Siria, il premier prega dalla moschea
Prima il video diffuso via Telegram da Mohammed al-Jolani, il leader dei jihadisti che hanno spodestato Assad. Camicia bianca, gilet scuro, il capo dei ribelli armati che ora usa il suo vero nome, Ahmed al-Sharaa, ha invitato i siriani a scendere in piazza per celebrare «la vittoria della rivoluzione», ma «senza sparare e spaventare la gente», anche perché «i proiettili costano». Più tardi, davanti a migliaia di persone in festa, tra bandiere e canti, il nuovo premier ad interim della Siria, Mohammed al-Bashir, ha pronunciato il sermone del venerdì nella celebre moschea degli Omayyadi a Damasco. Si tratta della prima preghiera dopo oltre 50 anni di regime e ha un significato speciale per gli islamici della Siria liberata dagli islamisti. Per l’occasione sono state adottate misure severe. Il minito: «La sicurezza pubblica tratterà con fermezza chiunque risulti coinvolto in sparatorie durante la celebrazione».

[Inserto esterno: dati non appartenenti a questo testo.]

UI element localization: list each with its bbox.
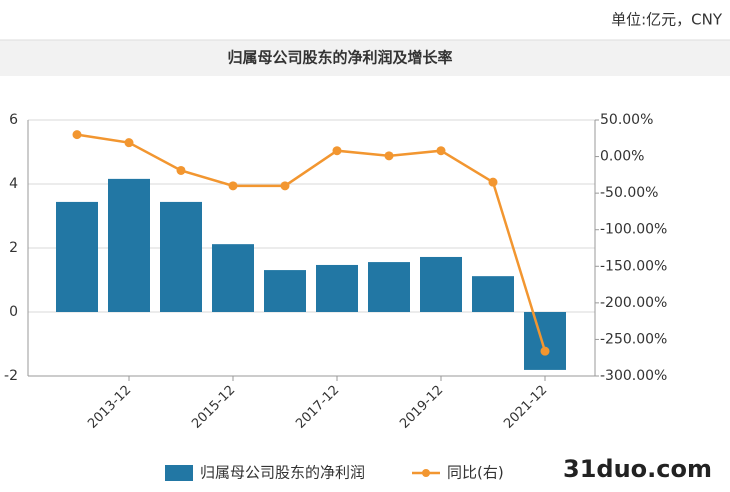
point	[72, 130, 82, 140]
y-tick-label: 6	[9, 112, 18, 128]
point	[488, 177, 498, 187]
y2-tick-label: -150.00%	[600, 258, 667, 274]
bar	[472, 276, 514, 312]
legend-label: 同比(右)	[447, 464, 504, 482]
line	[76, 133, 547, 352]
point	[228, 181, 238, 191]
bar	[212, 244, 254, 312]
point	[436, 146, 446, 156]
bar	[420, 256, 462, 312]
point	[384, 151, 394, 161]
y2-tick-label: -100.00%	[600, 222, 667, 238]
y2-tick-label: -50.00%	[600, 185, 658, 201]
bar	[56, 201, 98, 312]
unit-note: 单位:亿元，CNY	[611, 11, 723, 29]
point	[280, 181, 290, 191]
y2-tick-label: -300.00%	[600, 368, 667, 384]
y2-tick-label: -250.00%	[600, 331, 667, 347]
bar	[368, 262, 410, 312]
y2-tick-label: 0.00%	[600, 149, 644, 165]
x-tick-label: 2013-12	[85, 383, 134, 432]
y-tick-label: -2	[4, 368, 18, 384]
point	[540, 346, 550, 356]
chart-title: 归属母公司股东的净利润及增长率	[227, 49, 452, 67]
x-tick-label: 2015-12	[189, 383, 238, 432]
title-band	[0, 40, 730, 76]
point	[332, 146, 342, 156]
bar	[108, 178, 150, 312]
y2-tick-label: 50.00%	[600, 112, 653, 128]
y-tick-label: 0	[9, 304, 18, 320]
bar	[316, 264, 358, 312]
top-bar	[0, 0, 730, 40]
point	[124, 138, 134, 148]
x-tick-label: 2021-12	[501, 383, 550, 432]
x-tick-label: 2019-12	[397, 383, 446, 432]
bar	[524, 312, 566, 370]
y2-tick-label: -200.00%	[600, 295, 667, 311]
point	[176, 165, 186, 175]
legend-label: 归属母公司股东的净利润	[200, 464, 365, 482]
x-tick-label: 2017-12	[293, 383, 342, 432]
watermark: 31duo.com	[563, 455, 712, 483]
y-tick-label: 2	[9, 240, 18, 256]
legend-swatch	[165, 465, 193, 481]
bar	[264, 270, 306, 312]
bar	[160, 201, 202, 312]
legend-swatch	[422, 469, 430, 477]
y-tick-label: 4	[9, 176, 18, 192]
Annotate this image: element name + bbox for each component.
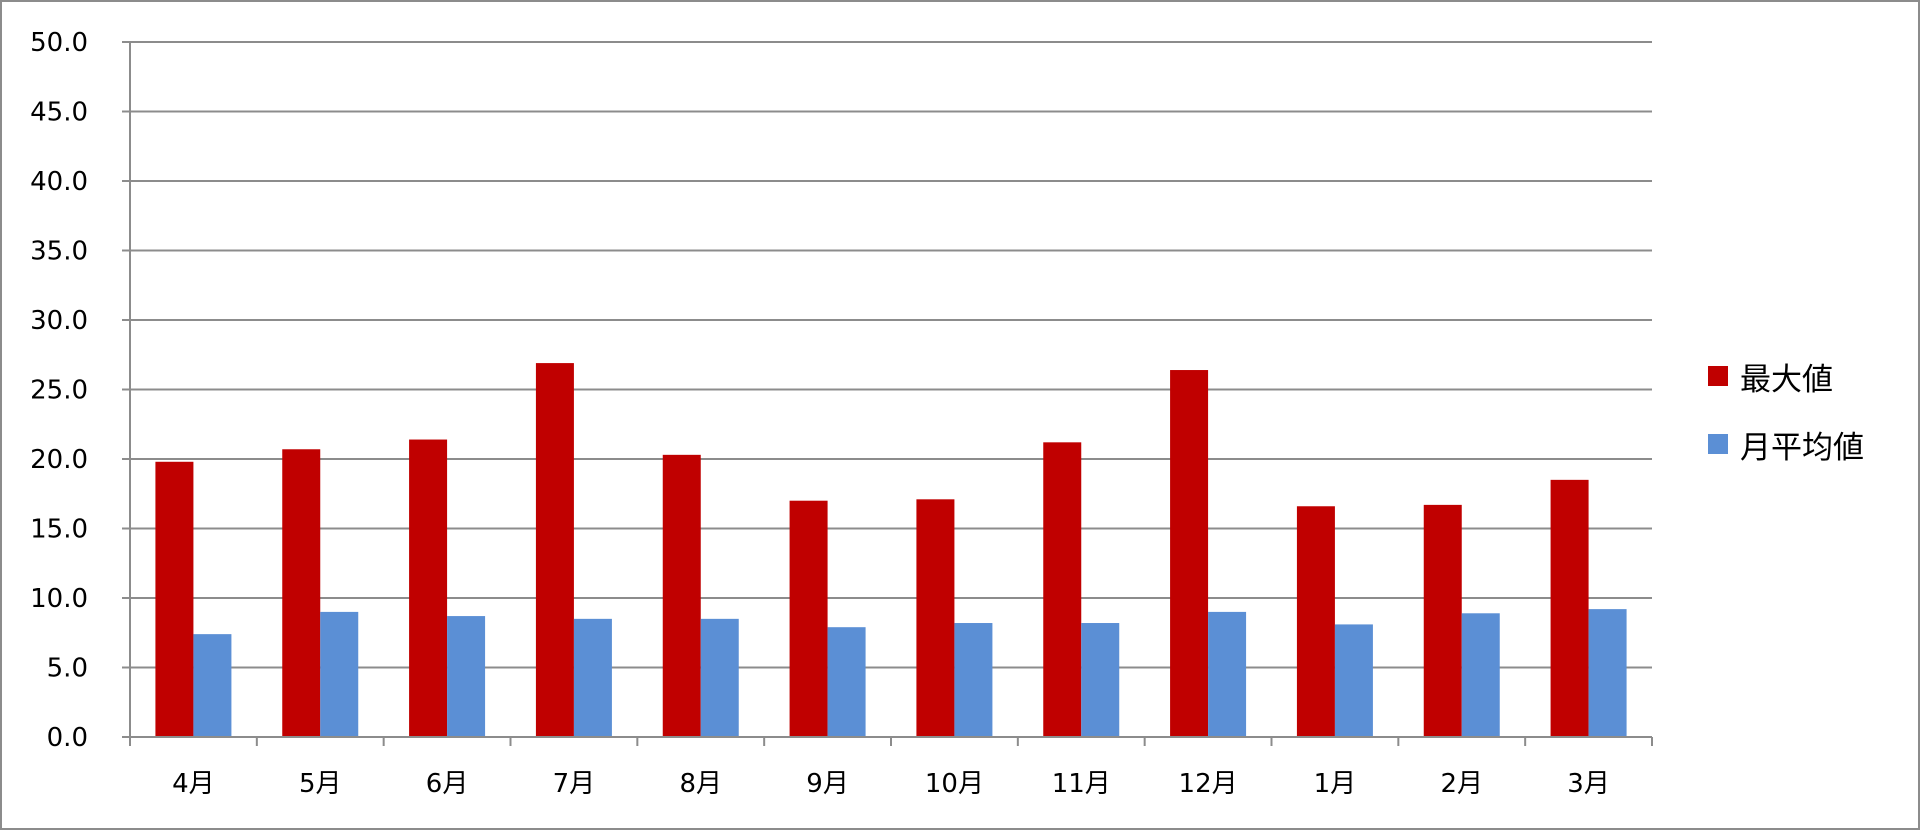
bar-avg [573,618,612,737]
bar-max [1170,370,1209,737]
bar-max [1296,506,1335,737]
bar-avg [1334,624,1373,737]
gridlines [130,41,1652,669]
legend-label-max: 最大値 [1740,361,1833,398]
bar-max [155,461,194,737]
legend-swatch-avg [1708,434,1728,454]
y-tick-label: 40.0 [30,167,88,197]
y-tick-label: 35.0 [30,237,88,267]
x-tick-label: 2月 [1440,769,1483,799]
bar-max [409,439,448,737]
bars [155,363,1627,737]
axes [122,41,1653,746]
x-tick-label: 4月 [172,769,215,799]
legend-label-avg: 月平均値 [1740,429,1864,466]
bar-max [282,449,321,737]
y-tick-label: 5.0 [47,654,88,684]
x-tick-label: 1月 [1314,769,1357,799]
bar-avg [954,623,993,737]
y-tick-label: 10.0 [30,584,88,614]
x-tick-label: 7月 [553,769,596,799]
legend-item-avg: 月平均値 [1708,424,1864,466]
bar-max [1550,479,1589,737]
bar-max [1423,504,1462,737]
y-tick-label: 20.0 [30,445,88,475]
legend: 最大値 月平均値 [1708,356,1864,492]
x-tick-label: 5月 [299,769,342,799]
bar-max [789,500,828,737]
y-tick-label: 25.0 [30,376,88,406]
bar-avg [827,627,866,737]
tick-labels: 0.0 5.0 10.0 15.0 20.0 25.0 30.0 35.0 40.0 45.0 50… [30,28,1610,799]
bar-avg [447,616,486,737]
y-tick-label: 45.0 [30,98,88,128]
bar-max [535,363,574,737]
legend-swatch-max [1708,366,1728,386]
bar-max [1043,442,1082,737]
x-tick-label: 6月 [426,769,469,799]
bar-max [662,454,701,737]
y-tick-label: 50.0 [30,28,88,58]
bar-avg [1588,609,1627,737]
x-tick-label: 12月 [1179,769,1238,799]
x-tick-label: 11月 [1052,769,1111,799]
bar-avg [700,618,739,737]
bar-avg [1208,611,1247,737]
y-tick-label: 15.0 [30,515,88,545]
bar-avg [1461,613,1500,737]
bar-avg [1081,623,1120,737]
bar-avg [320,611,359,737]
y-tick-label: 30.0 [30,306,88,336]
bar-avg [193,634,232,737]
y-tick-label: 0.0 [47,723,88,753]
x-tick-label: 10月 [925,769,984,799]
legend-item-max: 最大値 [1708,356,1864,398]
x-tick-label: 9月 [806,769,849,799]
x-tick-label: 3月 [1567,769,1610,799]
x-tick-label: 8月 [679,769,722,799]
bar-max [916,499,955,737]
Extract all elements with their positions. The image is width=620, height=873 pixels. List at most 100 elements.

A Damasco si festeggia, mentre le grandi manovre sulla Siria sono cominciate, per assicurarsi influenza, combattere vecchi nemici o per scongirare una deriva di violenza. La flotta navale russa ha lasciato il porto siriano di Tartus e Mosca ha cominciato a evacuare le basi militari. Un momento storico. Anche se non è ancora un’uscita di scena definitiva. La Russia sta negoziando con le nuove autorità siriane per il mantenimento delle sue basi in Siria e per questo sta usando ancora una volta l’arma del grano come strumento di trattativa, o meglio di ricatto. A differenza di quanto avvenuto durante l’epoca Assad, quando Mosca aggirava le sanzioni occidentali per rifornire l’alleato, ora la Russia ha sospeso le forniture «a causa dell’incertezza sul nuovo governo e dei ritardi nei pagamenti», hanno riferito fonti russe e siriane alla Reuters. Ma è più probabile che lo abbia fatto per alzare la posta nei negoziati sul porto di Tartus, che assicura alla Russia il 60% di capacità di operare nel Mar Mediterraneo.
Anche gli Stati Uniti proseguono il lavoro diplomatico sul futuro della Siria. Il segretario di Stato americano Antony Blinken, dopo aver incontrato ad Ankara il presidente turco Erdogan, a cui ha spiegato che è «imperativo» lavorare contro l’Isis, ha compiuto una visita a sorpresa in Irak, e ha spiegato al premier Al Sudani di essere al lavoro per «una transizione inclusiva» in Siria. A Erdogan farà visita il 17 dicembre anche la presidente della Commissione Ue, Ursula von der Leyen. Il leader turco ha spiegato a Blinken che la priorità è la lotta a tutte le organizzazioni terroristiche, che per Erdogan sono quelle curde: il Pkk, il partito curdo Pyd, l’Ypg e l’Isis. Ankara, tramite il ministro degli esteri Fidan, sostiene di aver convinto Iran e Russia a non intervenire militarmente in Siria. Nel Paese cresce tuttavia il timore di una deriva estremista. Hader, un villaggio druso del sud della Siria ha chiesto per questo di essere annesso a Israele, definendolo il «male minore».
Per discutere della crisi, il capo della diplomazia Usa parteciperà insieme alla «ministra degli esteri» dell’Ue, Kaja Kallas, a una riunione oggi in Giordania con i colleghi dei Paesi arabi.
L’Ue ha annunciato di essere in contatto con i nuovi padroni della Siria, i jihadisti di Hts, ma di non riconoscerli ancora. La Commissione ha lanciato un ponte aereo umanitario per la Siria e aumenterà i finanziamenti a oltre 160 milioni di euro.